Лишь нож и стамеска, с помощью которой он проделает дырочки, чтобы лисичка смогла издавать свист, если подуть в ее хвостик. Игрушка ладится, задорная зверушка будто бы уселась на задние лапки и улыбается, гладкое тельце без единой занозы, еще бы разукрасить и покрыть лаком, но тогда звук изменится, перестанет быть тем первозданным, с каким должна петь эта фигурка.

Хотя и спорилось дело, он сидел с хмурым видом на лавки в своей каморке, что обустроил прямиком на чердаке, куда могли залетать голуби, воркуя на стропилах. Иногда прилетали летучие мыши, но Сидырыч прогонял паскуд, обожающих пищать и охотиться за махаонами, которых он любил. Нравились ему эти ночные бабочки, ставшие первыми его гостями, прилетевшими в самую первую ночь, когда, заступив на службу, домовой по привычке улегся на настиле чердака, а не в выделенной ему комнате. Так и остался, привык уже, да и спится здесь под стрекот ночных сверчков и хлопанье крыльев махаонов гораздо крепче.

По первости было непривычно, что новым местом службы оказался нормальный дом, а не очередной сарай или какая-нибудь лачуга. Отзываясь на призыв нанимателя, он никак не думал, что попадет в самый, что ни на есть княжий, ведь на такие должности заступали именитые домовые, чьи предки всегда служили у всяких правителей. Поэтому, Сидырыч, сначала не поверил, когда его призвал Князь и предложил службу, думал, что это ему снится.

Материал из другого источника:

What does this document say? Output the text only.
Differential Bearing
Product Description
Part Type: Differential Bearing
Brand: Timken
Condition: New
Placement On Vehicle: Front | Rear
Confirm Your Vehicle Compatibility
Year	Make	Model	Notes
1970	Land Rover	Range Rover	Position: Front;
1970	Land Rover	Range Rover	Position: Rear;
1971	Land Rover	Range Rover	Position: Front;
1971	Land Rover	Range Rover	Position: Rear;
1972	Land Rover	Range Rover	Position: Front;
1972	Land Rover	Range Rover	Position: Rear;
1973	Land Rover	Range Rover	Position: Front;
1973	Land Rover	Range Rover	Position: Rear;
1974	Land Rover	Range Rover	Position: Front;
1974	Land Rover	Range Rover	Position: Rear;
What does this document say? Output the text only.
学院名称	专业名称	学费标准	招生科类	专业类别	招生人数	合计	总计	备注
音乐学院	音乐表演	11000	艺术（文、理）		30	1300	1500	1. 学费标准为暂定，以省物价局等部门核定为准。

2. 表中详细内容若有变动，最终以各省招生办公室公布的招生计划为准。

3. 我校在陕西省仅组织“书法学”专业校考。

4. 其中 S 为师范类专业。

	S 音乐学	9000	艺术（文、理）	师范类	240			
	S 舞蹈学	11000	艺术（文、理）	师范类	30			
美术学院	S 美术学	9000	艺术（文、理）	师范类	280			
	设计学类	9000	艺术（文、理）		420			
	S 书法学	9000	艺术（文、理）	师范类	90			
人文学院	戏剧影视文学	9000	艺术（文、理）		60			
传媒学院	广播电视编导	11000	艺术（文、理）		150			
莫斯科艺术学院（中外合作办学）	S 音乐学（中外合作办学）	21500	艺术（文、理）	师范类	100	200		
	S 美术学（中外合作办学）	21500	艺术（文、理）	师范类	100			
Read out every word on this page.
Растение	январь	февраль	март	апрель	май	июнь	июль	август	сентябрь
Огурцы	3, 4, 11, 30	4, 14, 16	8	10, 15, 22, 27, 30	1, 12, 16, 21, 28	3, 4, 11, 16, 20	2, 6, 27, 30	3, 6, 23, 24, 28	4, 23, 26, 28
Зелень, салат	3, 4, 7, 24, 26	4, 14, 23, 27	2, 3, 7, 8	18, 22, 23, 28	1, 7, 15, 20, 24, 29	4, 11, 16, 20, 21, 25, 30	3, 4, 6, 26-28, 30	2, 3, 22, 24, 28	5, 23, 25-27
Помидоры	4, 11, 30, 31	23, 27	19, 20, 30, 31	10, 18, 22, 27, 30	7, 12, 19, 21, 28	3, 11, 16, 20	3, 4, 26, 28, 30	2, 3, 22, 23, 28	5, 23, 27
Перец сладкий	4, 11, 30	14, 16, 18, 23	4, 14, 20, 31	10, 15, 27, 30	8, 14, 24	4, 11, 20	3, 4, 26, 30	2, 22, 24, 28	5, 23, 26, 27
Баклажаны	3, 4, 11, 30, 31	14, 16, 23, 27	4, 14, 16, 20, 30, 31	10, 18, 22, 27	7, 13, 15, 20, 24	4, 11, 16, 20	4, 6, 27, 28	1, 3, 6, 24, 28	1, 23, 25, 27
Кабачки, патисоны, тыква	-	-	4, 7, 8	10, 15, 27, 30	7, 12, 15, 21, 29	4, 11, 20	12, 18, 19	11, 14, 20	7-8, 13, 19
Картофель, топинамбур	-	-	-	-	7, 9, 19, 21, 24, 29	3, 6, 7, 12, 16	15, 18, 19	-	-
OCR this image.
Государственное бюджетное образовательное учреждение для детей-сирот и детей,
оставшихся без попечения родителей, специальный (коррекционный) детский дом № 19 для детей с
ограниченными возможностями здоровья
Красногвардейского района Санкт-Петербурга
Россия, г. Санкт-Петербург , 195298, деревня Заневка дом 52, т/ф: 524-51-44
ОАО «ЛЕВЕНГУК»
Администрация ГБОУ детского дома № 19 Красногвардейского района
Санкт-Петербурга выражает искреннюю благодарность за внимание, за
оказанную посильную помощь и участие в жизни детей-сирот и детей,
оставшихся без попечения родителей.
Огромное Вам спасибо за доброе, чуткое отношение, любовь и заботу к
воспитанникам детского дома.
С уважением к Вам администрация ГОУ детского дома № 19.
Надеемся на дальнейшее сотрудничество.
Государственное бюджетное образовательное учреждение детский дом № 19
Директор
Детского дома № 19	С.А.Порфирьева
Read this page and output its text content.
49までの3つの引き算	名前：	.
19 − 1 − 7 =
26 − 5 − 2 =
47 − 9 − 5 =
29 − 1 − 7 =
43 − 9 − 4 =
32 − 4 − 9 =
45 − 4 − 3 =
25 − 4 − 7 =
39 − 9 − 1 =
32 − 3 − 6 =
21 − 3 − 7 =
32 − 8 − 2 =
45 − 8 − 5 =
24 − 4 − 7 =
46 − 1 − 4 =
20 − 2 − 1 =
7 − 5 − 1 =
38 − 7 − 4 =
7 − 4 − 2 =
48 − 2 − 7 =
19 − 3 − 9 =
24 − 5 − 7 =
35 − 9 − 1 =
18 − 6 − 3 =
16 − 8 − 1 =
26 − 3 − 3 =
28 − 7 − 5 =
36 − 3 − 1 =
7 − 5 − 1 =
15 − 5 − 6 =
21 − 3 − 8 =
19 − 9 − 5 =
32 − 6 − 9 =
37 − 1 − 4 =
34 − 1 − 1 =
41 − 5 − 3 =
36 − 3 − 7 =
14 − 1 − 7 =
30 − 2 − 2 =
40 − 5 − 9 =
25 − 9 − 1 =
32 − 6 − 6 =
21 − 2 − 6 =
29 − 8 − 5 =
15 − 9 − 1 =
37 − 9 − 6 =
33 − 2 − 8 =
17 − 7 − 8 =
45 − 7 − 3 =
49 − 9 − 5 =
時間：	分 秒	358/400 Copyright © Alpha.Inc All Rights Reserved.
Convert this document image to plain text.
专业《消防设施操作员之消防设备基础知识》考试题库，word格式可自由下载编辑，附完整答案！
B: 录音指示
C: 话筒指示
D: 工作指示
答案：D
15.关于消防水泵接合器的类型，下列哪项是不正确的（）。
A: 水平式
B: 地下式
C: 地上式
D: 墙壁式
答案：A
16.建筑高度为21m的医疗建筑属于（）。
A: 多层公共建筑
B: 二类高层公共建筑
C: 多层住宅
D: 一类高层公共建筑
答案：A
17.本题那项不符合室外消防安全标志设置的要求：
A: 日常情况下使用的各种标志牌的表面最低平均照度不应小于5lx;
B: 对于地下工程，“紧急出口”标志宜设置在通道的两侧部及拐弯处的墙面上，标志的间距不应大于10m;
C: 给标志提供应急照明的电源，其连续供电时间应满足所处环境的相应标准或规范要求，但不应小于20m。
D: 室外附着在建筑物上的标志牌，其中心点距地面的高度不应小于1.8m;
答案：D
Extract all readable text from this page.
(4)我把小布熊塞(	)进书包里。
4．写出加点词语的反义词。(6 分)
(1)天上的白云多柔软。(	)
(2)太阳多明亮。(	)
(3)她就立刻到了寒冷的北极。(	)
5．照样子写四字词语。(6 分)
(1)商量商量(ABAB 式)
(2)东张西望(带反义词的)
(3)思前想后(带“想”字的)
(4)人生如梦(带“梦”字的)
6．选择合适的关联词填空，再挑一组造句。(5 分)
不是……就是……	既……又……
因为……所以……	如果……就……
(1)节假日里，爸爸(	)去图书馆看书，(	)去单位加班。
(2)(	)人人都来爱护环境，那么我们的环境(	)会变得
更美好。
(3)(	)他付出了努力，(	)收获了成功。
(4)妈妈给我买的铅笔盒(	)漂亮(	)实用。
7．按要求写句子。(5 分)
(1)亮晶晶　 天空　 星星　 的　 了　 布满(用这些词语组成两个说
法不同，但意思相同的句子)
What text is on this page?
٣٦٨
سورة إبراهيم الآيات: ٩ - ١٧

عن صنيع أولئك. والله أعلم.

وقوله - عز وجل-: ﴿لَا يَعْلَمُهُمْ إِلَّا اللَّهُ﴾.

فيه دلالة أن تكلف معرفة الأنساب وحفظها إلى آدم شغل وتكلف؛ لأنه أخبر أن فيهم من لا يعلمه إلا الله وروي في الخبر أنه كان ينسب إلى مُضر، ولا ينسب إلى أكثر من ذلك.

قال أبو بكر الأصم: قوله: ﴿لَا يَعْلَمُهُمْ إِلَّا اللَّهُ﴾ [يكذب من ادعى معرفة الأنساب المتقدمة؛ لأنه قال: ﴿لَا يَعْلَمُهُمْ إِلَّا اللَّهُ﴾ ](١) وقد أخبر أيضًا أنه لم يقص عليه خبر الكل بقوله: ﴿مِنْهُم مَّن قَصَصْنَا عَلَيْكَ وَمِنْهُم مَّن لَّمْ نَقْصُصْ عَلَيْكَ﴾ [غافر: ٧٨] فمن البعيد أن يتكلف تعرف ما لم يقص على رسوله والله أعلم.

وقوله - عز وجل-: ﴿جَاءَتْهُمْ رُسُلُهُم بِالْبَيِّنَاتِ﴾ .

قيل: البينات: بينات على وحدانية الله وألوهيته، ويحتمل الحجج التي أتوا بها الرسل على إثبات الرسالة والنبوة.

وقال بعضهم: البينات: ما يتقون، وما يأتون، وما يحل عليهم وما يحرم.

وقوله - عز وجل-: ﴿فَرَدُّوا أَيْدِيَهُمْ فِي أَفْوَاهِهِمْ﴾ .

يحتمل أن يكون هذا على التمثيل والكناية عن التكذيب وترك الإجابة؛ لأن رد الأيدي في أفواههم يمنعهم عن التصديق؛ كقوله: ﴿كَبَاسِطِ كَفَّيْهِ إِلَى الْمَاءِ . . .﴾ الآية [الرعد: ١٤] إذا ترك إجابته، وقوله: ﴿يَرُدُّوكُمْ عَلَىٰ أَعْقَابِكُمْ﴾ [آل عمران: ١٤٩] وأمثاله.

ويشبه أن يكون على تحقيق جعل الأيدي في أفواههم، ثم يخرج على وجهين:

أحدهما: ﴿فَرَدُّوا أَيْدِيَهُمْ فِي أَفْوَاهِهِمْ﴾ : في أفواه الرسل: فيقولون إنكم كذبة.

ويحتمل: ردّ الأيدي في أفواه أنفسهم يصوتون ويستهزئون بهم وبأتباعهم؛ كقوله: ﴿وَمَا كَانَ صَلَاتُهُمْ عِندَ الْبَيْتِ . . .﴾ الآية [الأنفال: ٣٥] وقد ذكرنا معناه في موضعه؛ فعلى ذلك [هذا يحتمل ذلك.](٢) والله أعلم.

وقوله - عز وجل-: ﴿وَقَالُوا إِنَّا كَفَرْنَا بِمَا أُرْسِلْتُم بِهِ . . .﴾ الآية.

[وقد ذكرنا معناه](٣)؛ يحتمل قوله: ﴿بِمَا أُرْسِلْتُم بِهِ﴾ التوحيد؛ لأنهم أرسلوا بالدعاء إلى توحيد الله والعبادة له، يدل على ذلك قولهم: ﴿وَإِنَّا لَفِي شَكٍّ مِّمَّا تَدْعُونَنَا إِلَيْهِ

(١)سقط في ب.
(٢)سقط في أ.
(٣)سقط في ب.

Теперь же он точно знает, что все на яву, более того, в этом убедились многие. Новый город, много новых домов, и в каждый требовался свой защитник и хозяйственник, и те находились, благо, Сидырыч многих знал. По его зову шли многие, но звал не всех подряд, а самых работящих, не взирая на прежние статусы и места работы, зазнавшиеся лоботрясы с родословными, пусть сидят там, где сидят, а ему нужны настоящие работяги.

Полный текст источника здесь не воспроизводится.